II hoppe v. ODa. hoppæ, Nw. hoppe, Sw., late ON hoppa, Du., Lgerm.
hoppen, MHG hupfen; from Gmc. huppo:n, the -pp- of which is an
intensive formation [yawn], cf. MLG huppen, MHG, Germ. hüpfen from
Gmc. *huppian; to PIE *keu-b- "bend" etc etc


> > 9. The richness of the vocabulary related to horses in Germanic is
> > an indication that proto-Germanic-speakers took an active part in
> > the horse domestication.
> > Cf. mar-ko < LW of Asiatic *mor-(?)-
> But cf. Celtic *markos 'horse' (Old Irish _marc_, Welsh _march_,
> apparently also in Gaulish). Pokorny erects PIE *marko-.

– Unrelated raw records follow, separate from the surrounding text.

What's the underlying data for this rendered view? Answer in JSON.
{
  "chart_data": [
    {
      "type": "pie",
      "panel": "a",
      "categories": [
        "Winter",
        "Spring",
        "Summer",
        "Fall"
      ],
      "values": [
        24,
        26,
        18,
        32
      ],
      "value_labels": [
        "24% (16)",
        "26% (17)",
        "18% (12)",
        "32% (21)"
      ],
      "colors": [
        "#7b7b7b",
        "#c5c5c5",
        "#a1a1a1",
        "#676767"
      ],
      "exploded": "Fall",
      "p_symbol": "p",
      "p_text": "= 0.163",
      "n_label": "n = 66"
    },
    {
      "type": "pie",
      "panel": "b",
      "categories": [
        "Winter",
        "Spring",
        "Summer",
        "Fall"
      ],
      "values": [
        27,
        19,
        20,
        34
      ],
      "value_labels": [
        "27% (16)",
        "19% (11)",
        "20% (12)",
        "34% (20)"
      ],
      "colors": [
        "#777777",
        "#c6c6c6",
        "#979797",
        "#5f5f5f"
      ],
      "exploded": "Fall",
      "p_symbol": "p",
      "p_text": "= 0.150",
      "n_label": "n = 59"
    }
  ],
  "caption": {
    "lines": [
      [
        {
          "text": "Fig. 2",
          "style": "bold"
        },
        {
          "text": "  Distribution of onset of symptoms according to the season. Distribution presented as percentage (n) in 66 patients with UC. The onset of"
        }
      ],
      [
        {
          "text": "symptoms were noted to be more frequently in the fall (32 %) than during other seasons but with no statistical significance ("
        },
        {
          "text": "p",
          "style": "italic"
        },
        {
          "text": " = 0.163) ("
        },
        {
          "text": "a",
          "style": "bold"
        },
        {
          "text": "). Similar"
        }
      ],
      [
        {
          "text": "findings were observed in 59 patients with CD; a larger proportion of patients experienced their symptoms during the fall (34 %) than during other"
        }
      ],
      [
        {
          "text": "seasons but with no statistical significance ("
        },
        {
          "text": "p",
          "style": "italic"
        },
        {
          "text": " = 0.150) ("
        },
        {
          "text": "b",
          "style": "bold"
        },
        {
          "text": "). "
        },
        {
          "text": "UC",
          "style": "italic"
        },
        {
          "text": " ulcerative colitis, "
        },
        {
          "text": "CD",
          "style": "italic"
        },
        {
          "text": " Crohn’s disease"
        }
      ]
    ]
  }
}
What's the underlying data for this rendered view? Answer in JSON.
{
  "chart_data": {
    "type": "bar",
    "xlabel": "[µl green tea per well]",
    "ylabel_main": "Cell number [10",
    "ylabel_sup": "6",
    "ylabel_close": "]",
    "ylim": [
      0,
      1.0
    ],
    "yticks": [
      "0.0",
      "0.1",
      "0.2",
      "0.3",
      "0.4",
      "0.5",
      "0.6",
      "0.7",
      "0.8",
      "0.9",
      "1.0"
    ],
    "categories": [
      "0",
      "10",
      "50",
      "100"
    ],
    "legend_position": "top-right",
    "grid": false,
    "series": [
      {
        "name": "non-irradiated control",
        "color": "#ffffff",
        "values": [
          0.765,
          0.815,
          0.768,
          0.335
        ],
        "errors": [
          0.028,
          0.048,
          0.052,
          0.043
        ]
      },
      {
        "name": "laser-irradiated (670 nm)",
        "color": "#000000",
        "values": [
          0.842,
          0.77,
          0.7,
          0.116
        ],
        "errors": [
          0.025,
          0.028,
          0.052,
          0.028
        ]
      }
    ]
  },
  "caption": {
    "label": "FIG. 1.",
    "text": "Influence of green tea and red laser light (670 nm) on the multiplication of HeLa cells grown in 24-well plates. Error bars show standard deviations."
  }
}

Interestingly, we can combine the questions:

DEO
I hoppe "mare" MDa., Nw id., Sw.dial. hoppa; from II hoppe, actually
"pacer", named after its bouncing gait.

Zbigniew Gol/a,b 'The Origins of the Slavs', p. 120
'10.) komonI ~ kobyla 'horse', the former attested e.g. in ORuss.
komonI, Cz. komon^, and indirectly in OPol. komonika and North Slavic
komonica, is ingeniously interpreted by Martynov as representing a
condensation of Balto-Slav. *kamanas as^vas 'bridled horse' (cf. Lith.
kãmanos 'bridle', kãmanoti, kamanúoti 'to bridle' and as^và 'mare');
the latter, known in all Slavic languages in the meaning 'mare,'
according to Martynov, comes from Italic kabo: (cf. Lat. cabo:, gen.
-o:nis 'horse') extended by the suffix -la in Proto-Slavic (Italic
long closed o is treated in early Proto-Slavic as u: >y, cf. pa:sto:r
> pastyrI, etc.); Martynov, I.c. 24.
The above treatment of cabo: by Martynov as an old Italic word is
mistaken. Ernout and Meillet (1939 edition) have cabo:, -o:nis m.
'cheval hongre' (sic!) and clearly indicate that it is a glossary
word, most probably a contamination of caballus and capo:/capus
'capon'. But caballus itself is of unknown foreign origin in Latin and
in Greek (Hesychius: kabálle:s: ergáte:s híppos). There is even a
hypothesis that the ultimate source of caballus may have been an
ethnicon referring to some East European people known for their skill
in horse breeding and especially horse gelding (see Fr. cheval hongre,
i.e. literally 'Hungarian horse' and Pol wal/ach 'gelded horse',
literally 'Walachian', etc.). Whether Slav. kobyla is somehow
connected with caballus remains doubtful. So the above Slavic-Italic
correspondence does not have sufficient historical justification, and
should be removed from the list (but cf. p. 168).'

I think I'll disagree.

p. 168
'
31) komonI, attested in ORuss, UIkr., and Czech, "battle horse" ...
32) konI "horse" (derived from the latter, ie. *komnyo-)
'

Is this where we throw in 'hobble' (and 'hobby horse)'?